When his intervention to save Scout and Jem threatens to expose him to the outside world, the local sheriff refuses to allow it. Atticus acquiesces. The decision is framed as an act of respect for Boo’s privacy; but it is unclear he wants that privacy respected, or that it even is privacy for him. But just as Atticus can convince himself that the lynch mob he faces at one point in the novel is composed of basically good people, so he can convince himself never to do much for Boo Radley other than ask that his children not bother him. Maycomb County encourages everybody to stay in their own lane; what goes on in that lane is of little importance.
Mockingbird preserves the divided loyalties of Watchman by splitting Scout’s narrative voice into a young Scout and an adult Scout. But instead of pouring all of the trouble into straightforward speeches, it proposes to do to the reader what it does to young Scout: trick them into loving the place and then show them the rot by degrees. At this, it succeeds, possibly too well. It was memorably dismissed by Francine Prose in her 1999 Harper’s essay "I Know Why the Caged Bird Cannot Read" as one of many "sentimental, middlebrow favorites" that dominate poorly taught English classes: "To read the novel is, for most, an exercise in wish-fulfillment and self-congratulation, a chance to consider thorny issues of race and prejudice from a safe distance and with the comfortable certainty that the reader would never harbor the racist attitudes espoused by the lowlifes in the novel."
But if the reader really is comfortably ensconced in Scout’s point of view, they would have to be very comfortable indeed not to notice the ease with which she slings around racial put-downs.
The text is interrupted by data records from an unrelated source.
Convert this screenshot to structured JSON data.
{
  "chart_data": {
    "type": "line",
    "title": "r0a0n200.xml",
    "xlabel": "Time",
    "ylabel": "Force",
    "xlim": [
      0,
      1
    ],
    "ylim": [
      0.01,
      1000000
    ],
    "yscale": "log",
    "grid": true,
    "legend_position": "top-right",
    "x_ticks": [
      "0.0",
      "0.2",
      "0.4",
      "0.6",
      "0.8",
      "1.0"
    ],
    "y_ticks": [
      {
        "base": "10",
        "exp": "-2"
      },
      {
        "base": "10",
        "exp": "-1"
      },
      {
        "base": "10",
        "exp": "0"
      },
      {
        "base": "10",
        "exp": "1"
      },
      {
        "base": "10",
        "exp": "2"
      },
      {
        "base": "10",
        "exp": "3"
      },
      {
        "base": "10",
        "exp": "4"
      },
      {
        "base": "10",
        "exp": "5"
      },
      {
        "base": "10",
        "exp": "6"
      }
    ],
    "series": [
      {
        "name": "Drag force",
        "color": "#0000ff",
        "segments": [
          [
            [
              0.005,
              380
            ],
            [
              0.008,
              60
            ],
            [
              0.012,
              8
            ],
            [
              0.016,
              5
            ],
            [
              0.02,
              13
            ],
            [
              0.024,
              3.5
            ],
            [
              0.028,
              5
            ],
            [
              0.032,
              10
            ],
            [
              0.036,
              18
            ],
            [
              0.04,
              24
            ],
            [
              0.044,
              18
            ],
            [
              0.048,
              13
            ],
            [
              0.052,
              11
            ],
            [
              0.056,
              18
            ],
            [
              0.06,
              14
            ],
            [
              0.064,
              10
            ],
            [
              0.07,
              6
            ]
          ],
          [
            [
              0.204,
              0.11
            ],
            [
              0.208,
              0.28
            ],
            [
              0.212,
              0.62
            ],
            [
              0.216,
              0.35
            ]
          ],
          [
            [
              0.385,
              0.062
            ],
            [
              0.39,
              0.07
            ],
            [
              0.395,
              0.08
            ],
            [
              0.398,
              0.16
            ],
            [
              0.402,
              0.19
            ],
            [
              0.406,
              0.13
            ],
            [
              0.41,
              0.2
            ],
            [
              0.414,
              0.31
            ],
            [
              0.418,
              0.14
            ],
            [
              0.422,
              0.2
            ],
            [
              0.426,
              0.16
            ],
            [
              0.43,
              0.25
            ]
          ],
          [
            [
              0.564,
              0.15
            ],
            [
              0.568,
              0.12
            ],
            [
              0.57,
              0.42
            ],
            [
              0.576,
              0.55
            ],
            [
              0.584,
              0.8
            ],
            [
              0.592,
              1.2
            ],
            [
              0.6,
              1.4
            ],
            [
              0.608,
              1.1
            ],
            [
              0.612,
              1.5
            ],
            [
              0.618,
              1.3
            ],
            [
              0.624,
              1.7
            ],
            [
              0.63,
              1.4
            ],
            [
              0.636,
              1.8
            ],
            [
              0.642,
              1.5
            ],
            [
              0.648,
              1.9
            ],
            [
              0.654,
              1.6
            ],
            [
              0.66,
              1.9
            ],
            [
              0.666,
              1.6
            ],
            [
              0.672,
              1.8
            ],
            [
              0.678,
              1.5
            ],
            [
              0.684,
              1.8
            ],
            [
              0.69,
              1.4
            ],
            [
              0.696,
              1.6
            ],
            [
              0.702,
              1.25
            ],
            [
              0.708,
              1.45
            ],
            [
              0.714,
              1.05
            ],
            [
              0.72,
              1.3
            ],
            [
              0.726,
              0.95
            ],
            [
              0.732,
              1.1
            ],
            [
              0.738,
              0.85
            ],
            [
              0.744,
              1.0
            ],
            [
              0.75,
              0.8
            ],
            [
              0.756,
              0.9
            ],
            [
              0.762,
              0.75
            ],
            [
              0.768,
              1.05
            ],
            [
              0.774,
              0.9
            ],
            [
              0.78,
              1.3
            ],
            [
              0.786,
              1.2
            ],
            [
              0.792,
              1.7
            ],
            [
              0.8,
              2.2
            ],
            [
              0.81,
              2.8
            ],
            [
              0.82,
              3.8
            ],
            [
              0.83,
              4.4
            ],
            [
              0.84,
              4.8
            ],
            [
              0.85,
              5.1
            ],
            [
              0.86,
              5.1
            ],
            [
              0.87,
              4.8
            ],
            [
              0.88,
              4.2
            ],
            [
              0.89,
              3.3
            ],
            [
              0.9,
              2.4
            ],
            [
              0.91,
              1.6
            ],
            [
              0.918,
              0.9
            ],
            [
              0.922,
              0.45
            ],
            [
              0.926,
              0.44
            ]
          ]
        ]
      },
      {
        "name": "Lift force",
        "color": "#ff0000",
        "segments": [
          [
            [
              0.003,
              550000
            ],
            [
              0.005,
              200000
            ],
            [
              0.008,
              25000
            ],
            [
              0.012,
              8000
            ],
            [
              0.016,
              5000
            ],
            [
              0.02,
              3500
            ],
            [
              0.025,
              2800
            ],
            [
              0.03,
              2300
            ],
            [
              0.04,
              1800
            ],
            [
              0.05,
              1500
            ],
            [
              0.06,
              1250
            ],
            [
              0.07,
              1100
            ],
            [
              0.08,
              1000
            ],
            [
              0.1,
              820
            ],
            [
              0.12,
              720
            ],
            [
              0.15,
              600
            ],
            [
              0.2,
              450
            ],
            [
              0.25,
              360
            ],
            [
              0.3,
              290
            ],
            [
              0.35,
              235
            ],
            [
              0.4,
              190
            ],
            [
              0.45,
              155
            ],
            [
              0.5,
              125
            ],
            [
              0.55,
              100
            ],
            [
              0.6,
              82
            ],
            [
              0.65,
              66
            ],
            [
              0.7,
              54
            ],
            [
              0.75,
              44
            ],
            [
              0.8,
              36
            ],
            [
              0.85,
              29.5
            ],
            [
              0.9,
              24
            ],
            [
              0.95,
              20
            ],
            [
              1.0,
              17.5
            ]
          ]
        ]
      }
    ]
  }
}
To Kill a Mockingbird is certainly middlebrow, if the word means anything, but it is not really sentimental. It is a loving portrayal of the South that I know, for which I do not feel only love. It is not perfect. But it is good.
It is easy to imagine an edition of Watchman that could have been better. Packaged in a critical edition, with correspondence between Lee and her editor showing how it developed into the book that we now know, it would have been a more useful volume and probably just as explosively a successful one. If nothing else, it would have been a reminder that no book is the product of one person, or of one genius, no matter how intriguingly reclusive. Books come from writers, editors, agents, friends, and places; they are objects formed by one sensibility, but with help from many others.